Investors will also parse revenue mix and margin quality. If lower-margin reimbursables and lease revenues represent a smaller share of the mix this quarter compared with the last, it could bolster gross margin even as total revenue ticks down sequentially from 363.00 million to an estimated 335.36 million. Conversely, any unplanned downtime or additional maintenance expenditures could pressure both gross and net margins, postponing the EPS inflection indicated by forecasts. In short, the stock’s response is likely to mirror management’s commentary on operational execution, cost containment, and the cadence of contracted days across the fleet.

Analyst Opinions

Within the January 1, 2026 to February 18, 2026 window, available market commentary and concrete contract updates skew bullish, with no identified bearish previews of this quarter’s results; the balance of views is therefore predominantly positive. The extension option exercised by Equinor Brasil Energia on the West Saturn, adding 114.00 million of backlog through October 2027, has been cited by market watchers as supportive for forward revenue visibility and operating momentum. This tangible development aligns with the company’s current-quarter framework—revenue estimated at 335.36 million (+12.95% year-over-year), EBIT at 22.33 million (+569.81% year-over-year), and a return to a small positive EPS at $0.005—forming the basis for a constructive near-term earnings trajectory.

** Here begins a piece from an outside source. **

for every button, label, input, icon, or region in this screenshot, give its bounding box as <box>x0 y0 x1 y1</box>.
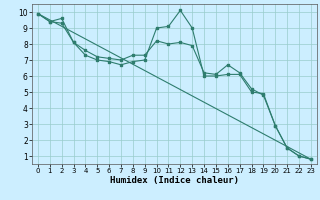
X-axis label: Humidex (Indice chaleur): Humidex (Indice chaleur) <box>110 176 239 185</box>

Bullish commentators emphasize that last quarter’s 31.82% gross margin and the 73.81% quarter-on-quarter improvement in net profit provide a platform for further margin normalization. They also argue that the projected EPS inflection reflects cleaner execution and a healthier revenue mix rather than transitory items. In their view, the key to sustaining this trend is straightforward: deliver contracted days with high uptime, maintain cost control, and continue to convert backlog into revenue without gaps. If the company meets or beats the indicated revenue and EBIT estimates while signaling continued contract continuity, the bullish stance is likely to remain the majority view in the immediate aftermath of the release.

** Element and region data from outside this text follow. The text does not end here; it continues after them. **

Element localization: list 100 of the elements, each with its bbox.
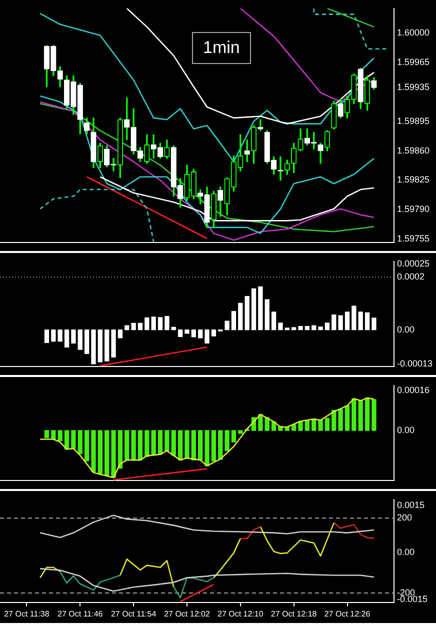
bar (284, 328, 290, 330)
bar (358, 312, 363, 330)
y-tick-label: -0.00013 (397, 358, 433, 368)
bar (344, 405, 350, 431)
bar (318, 420, 323, 431)
y-tick-label: 1.59825 (397, 174, 430, 185)
bar (71, 430, 76, 449)
x-tick-label: 27 Oct 12:02 (164, 609, 210, 618)
bar (44, 430, 50, 438)
y-tick-label: 1.59755 (397, 234, 430, 244)
bar (344, 312, 350, 330)
bar (171, 430, 176, 456)
bar (131, 322, 136, 330)
bar (131, 430, 136, 460)
bar (64, 430, 70, 450)
bar (138, 430, 143, 460)
bar (372, 318, 376, 330)
bar (98, 329, 102, 362)
bar (98, 430, 102, 474)
y2-tick-label: 0.0015 (397, 500, 425, 510)
bar (71, 329, 76, 344)
bar (258, 286, 263, 330)
y-tick-label: 1.59895 (397, 116, 430, 126)
x-tick-label: 27 Oct 11:46 (58, 609, 104, 618)
bar (231, 311, 236, 330)
bar (298, 326, 303, 330)
bar (184, 430, 190, 458)
bar (364, 312, 370, 330)
bar (178, 430, 183, 460)
bar (284, 427, 290, 431)
y-tick-label: 0.00016 (397, 384, 430, 395)
bar (211, 430, 216, 462)
bar (324, 322, 330, 330)
bar (191, 329, 196, 338)
x-tick-label: 27 Oct 12:10 (218, 609, 264, 618)
bar (58, 430, 62, 442)
bar (304, 420, 310, 431)
annotation: 1min (192, 32, 251, 64)
bar (91, 430, 96, 472)
bar (118, 430, 123, 469)
y-tick-label: 1.59860 (397, 145, 430, 156)
bar (164, 430, 170, 452)
x-tick-label: 27 Oct 11:54 (110, 609, 157, 618)
bar (304, 326, 310, 330)
y-tick-label: 1.59790 (397, 204, 430, 214)
bar (278, 322, 283, 330)
bar (204, 329, 210, 344)
bar (224, 430, 230, 452)
bar (238, 302, 243, 330)
y-tick-label: 1.59935 (397, 82, 430, 92)
y-tick-label: 0.00 (397, 324, 415, 334)
bar (64, 329, 70, 348)
bar (324, 418, 330, 431)
bar (164, 316, 170, 330)
bar (138, 322, 143, 330)
bar (78, 329, 82, 350)
y-tick-label: 1.59965 (397, 56, 430, 67)
y-tick-label: 200 (397, 512, 412, 523)
bar (271, 312, 276, 330)
bar (258, 414, 263, 431)
y-tick-label: 0.0002 (397, 272, 425, 282)
bar (292, 424, 296, 431)
bar (198, 329, 203, 338)
bar (312, 325, 316, 330)
bar (231, 430, 236, 442)
bar (198, 430, 203, 460)
bar (224, 320, 230, 330)
bar (111, 329, 116, 358)
bar (144, 317, 150, 330)
bar (158, 430, 163, 455)
x-tick-label: 27 Oct 12:26 (324, 609, 371, 618)
bar (364, 398, 370, 431)
bar (151, 430, 156, 456)
bar (111, 430, 116, 478)
bar (84, 430, 90, 462)
bar (78, 430, 82, 454)
bar (238, 430, 243, 434)
bar (318, 326, 323, 330)
bar (358, 400, 363, 431)
bar (158, 317, 163, 330)
bar (51, 329, 56, 342)
bar (338, 408, 343, 431)
bar (144, 430, 150, 457)
bar (332, 314, 336, 330)
bar (124, 325, 130, 330)
bar (118, 329, 123, 338)
bar (51, 430, 56, 440)
bar (338, 315, 343, 330)
bar (251, 288, 256, 330)
bar (352, 398, 356, 431)
bar (264, 299, 270, 330)
bar (84, 329, 90, 354)
bar (292, 327, 296, 330)
y-tick-label: 1.60000 (397, 27, 430, 38)
y-tick-label: 0.00 (397, 424, 415, 435)
bar (44, 329, 50, 343)
bar (218, 430, 223, 460)
bar (104, 329, 110, 362)
bar (191, 430, 196, 460)
y-tick-label: 0.00025 (397, 258, 430, 269)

Disclaimer: Investing carries risk. This is not financial advice. The above content should not be regarded as an offer, recommendation, or solicitation on acquiring or disposing of any financial products, any associated discussions, comments, or posts by author or other users should not be considered as such either. It is solely for general information purpose only, which does not consider your own investment objectives, financial situations or needs. TTM assumes no responsibility or warranty for the accuracy and completeness of the information, investors should do their own research and may seek professional advice before investing.